THE sister of a Scotstoun teenager who drowned at the weekend has hailed him as a hero for saving her.

Owais Malik, 17, died on Sunday evening at the Royal Alexandra Hospital after doctors were unable to save him.

He had been about two miles north of Luss with sister Zobia, father Ismail and mother Shanaz Fatima.

Zobia told The Sun she and Owais struggled for their lives in deep water while their father stood on a ledge in shallow water stretching his hand to save them.

The 19-year-old told the paper: “We were walking out and everything was okay. Then all of a sudden we took a second step and fell down and it was so deep.

“We were basically trying to jump from the bottom and push up to the surface to get a breath and shout, ‘help help help’. This was going on for about five minutes. I was shouting, ‘I’m going to die’.

“Owais was holding me tight and then my dad came into the water. He can’t swim so he was standing near us and leaning towards us, trying to reach us.

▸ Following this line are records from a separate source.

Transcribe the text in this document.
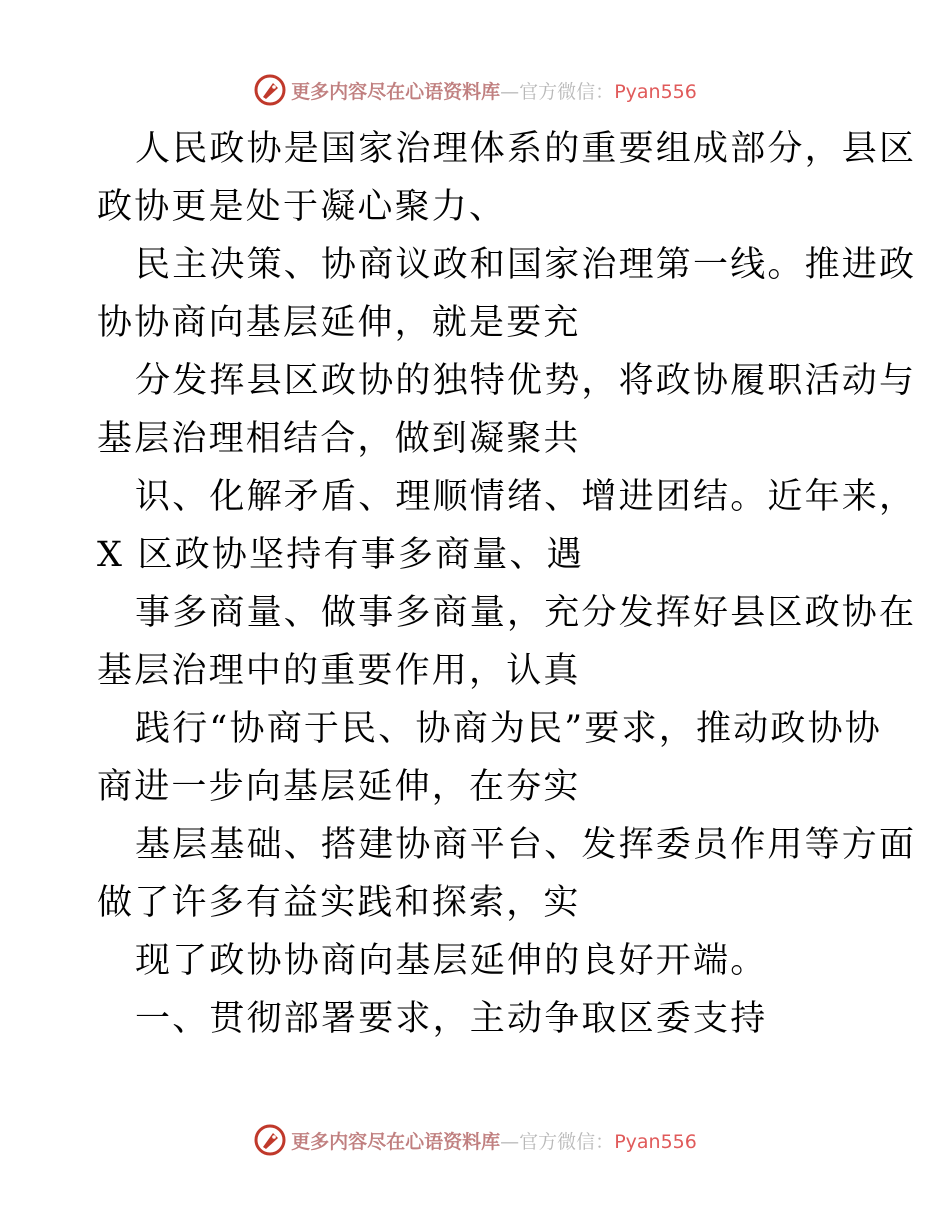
更多内容尽在心语资料库—官方微信：Pyan556
人民政协是国家治理体系的重要组成部分，县区
政协更是处于凝心聚力、
民主决策、协商议政和国家治理第一线。推进政
协协商向基层延伸，就是要充
分发挥县区政协的独特优势，将政协履职活动与
基层治理相结合，做到凝聚共
识、化解矛盾、理顺情绪、增进团结。近年来，
X 区政协坚持有事多商量、遇
事多商量、做事多商量，充分发挥好县区政协在
基层治理中的重要作用，认真
践行“协商于民、协商为民”要求，推动政协协
商进一步向基层延伸，在夯实
基层基础、搭建协商平台、发挥委员作用等方面
做了许多有益实践和探索，实
现了政协协商向基层延伸的良好开端。
一、贯彻部署要求，主动争取区委支持
更多内容尽在心语资料库—官方微信：Pyan556
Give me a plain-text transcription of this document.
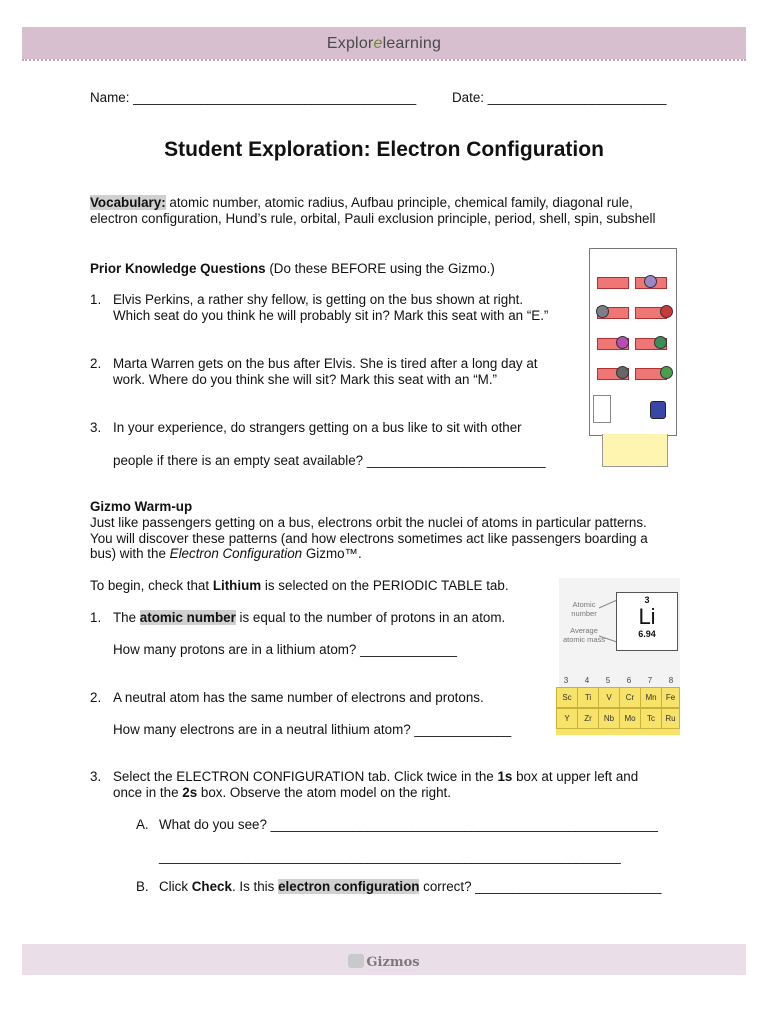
Explorelearning
Name: ______________________________________	Date: ________________________
Student Exploration: Electron Configuration
Vocabulary: atomic number, atomic radius, Aufbau principle, chemical family, diagonal rule,
electron configuration, Hund’s rule, orbital, Pauli exclusion principle, period, shell, spin, subshell
Prior Knowledge Questions (Do these BEFORE using the Gizmo.)
1. Elvis Perkins, a rather shy fellow, is getting on the bus shown at right.
Which seat do you think he will probably sit in? Mark this seat with an “E.”
2. Marta Warren gets on the bus after Elvis. She is tired after a long day at
work. Where do you think she will sit? Mark this seat with an “M.”
3. In your experience, do strangers getting on a bus like to sit with other
people if there is an empty seat available? ________________________
Gizmo Warm-up
Just like passengers getting on a bus, electrons orbit the nuclei of atoms in particular patterns.
You will discover these patterns (and how electrons sometimes act like passengers boarding a
bus) with the Electron Configuration Gizmo™.
To begin, check that Lithium is selected on the PERIODIC TABLE tab.
1. The atomic number is equal to the number of protons in an atom.
How many protons are in a lithium atom? _____________
2. A neutral atom has the same number of electrons and protons.
How many electrons are in a neutral lithium atom? _____________
3. Select the ELECTRON CONFIGURATION tab. Click twice in the 1s box at upper left and
once in the 2s box. Observe the atom model on the right.
A. What do you see? ____________________________________________________
______________________________________________________________
B. Click Check. Is this electron configuration correct? _________________________
Atomic number
Average atomic mass
3	4	5	6	7	8
Sc	Ti	V	Cr	Mn	Fe
Y	Zr	Nb	Mo	Tc	Ru
3
Li
6.94
Gizmos
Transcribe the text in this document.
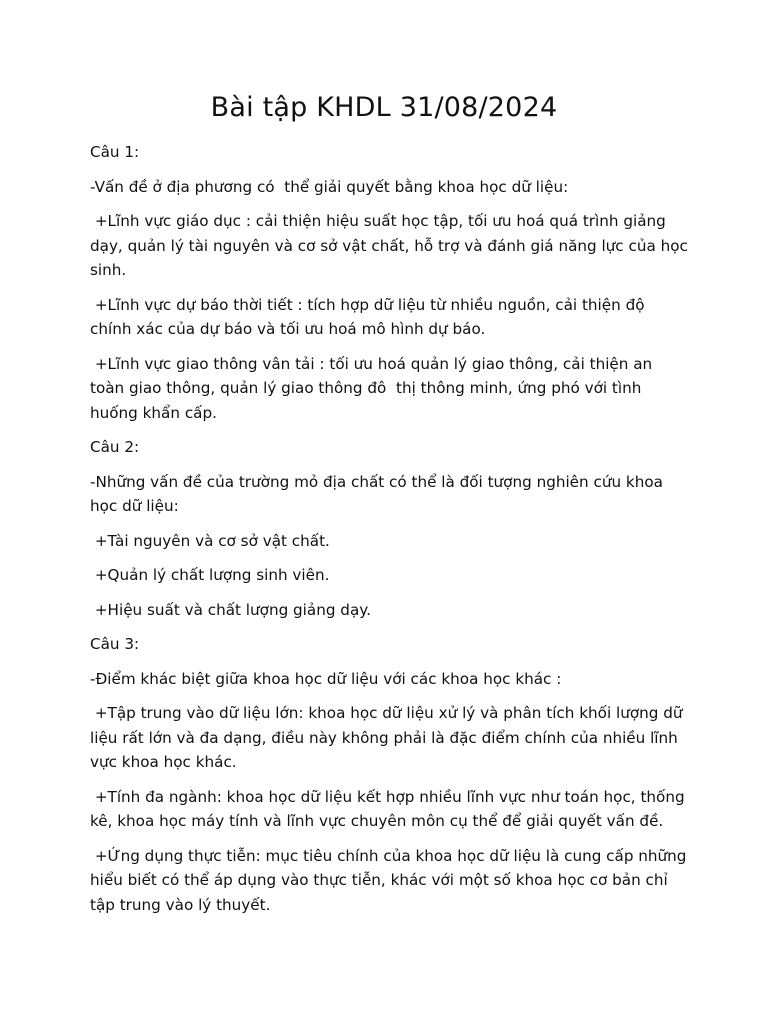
Bài tập KHDL 31/08/2024

Câu 1:

-Vấn đề ở địa phương có  thể giải quyết bằng khoa học dữ liệu:

+Lĩnh vực giáo dục : cải thiện hiệu suất học tập, tối ưu hoá quá trình giảng dạy, quản lý tài nguyên và cơ sở vật chất, hỗ trợ và đánh giá năng lực của học sinh.

+Lĩnh vực dự báo thời tiết : tích hợp dữ liệu từ nhiều nguồn, cải thiện độ chính xác của dự báo và tối ưu hoá mô hình dự báo.

+Lĩnh vực giao thông vân tải : tối ưu hoá quản lý giao thông, cải thiện an toàn giao thông, quản lý giao thông đô  thị thông minh, ứng phó với tình huống khẩn cấp.

Câu 2:

-Những vấn đề của trường mỏ địa chất có thể là đối tượng nghiên cứu khoa học dữ liệu:

+Tài nguyên và cơ sở vật chất.

+Quản lý chất lượng sinh viên.

+Hiệu suất và chất lượng giảng dạy.

Câu 3:

-Điểm khác biệt giữa khoa học dữ liệu với các khoa học khác :

+Tập trung vào dữ liệu lớn: khoa học dữ liệu xử lý và phân tích khối lượng dữ liệu rất lớn và đa dạng, điều này không phải là đặc điểm chính của nhiều lĩnh vực khoa học khác.

+Tính đa ngành: khoa học dữ liệu kết hợp nhiều lĩnh vực như toán học, thống kê, khoa học máy tính và lĩnh vực chuyên môn cụ thể để giải quyết vấn đề.

+Ứng dụng thực tiễn: mục tiêu chính của khoa học dữ liệu là cung cấp những hiểu biết có thể áp dụng vào thực tiễn, khác với một số khoa học cơ bản chỉ tập trung vào lý thuyết.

If he had taken a step forward he would have fallen in with us.

“My dad was holding my fingers and then my brother — who was holding my hand — pushed me towards my dad. That push made me fall forward towards my dad and then in that moment my brother let go of my hand.

“He lost his grip. We were drowning but my brother saved my life.”

The family came to Scotland as asylum seekers from Pakistan in 2015. Their mother is on crutches and was unable to help and initially their father was at their car when the siblings got in trouble.

In a statement, police said they received a call at 7.17pm reporting a male in trouble in the water at Luss.

This was the second drowning tragedy in the loch within a week.

Rebin Rehan, 25, got into difficultly in the water near the Maid of the Loch and Drumkinnon Bay at around 9pm on Wednesday night.

A police search party in collaboration with the Loch Lomond Rescue Boat recovered his body the following morning.

A police spokesman said: “Please do not enter the water regardless of the weather and your ability. The water temperature is cold and can cause cramps and cold water shock, coupled with unknown depths and unseen hazards.”

Gordon Watson, chief executive of Loch Lomond and The Trossachs National Park, said: “We are deeply saddened by the news of the tragic deaths on Loch Lomond over the last week. Our thoughts are with the young men’s family and friends.

“Loch Lomond is a beautiful place enjoyed by many visitors but it can be dangerous and across the loch there are many areas where the water depth changes suddenly and unexpectedly. Even in the hot weather like we have been having recently, the loch is still very cold and shock can set in quickly.”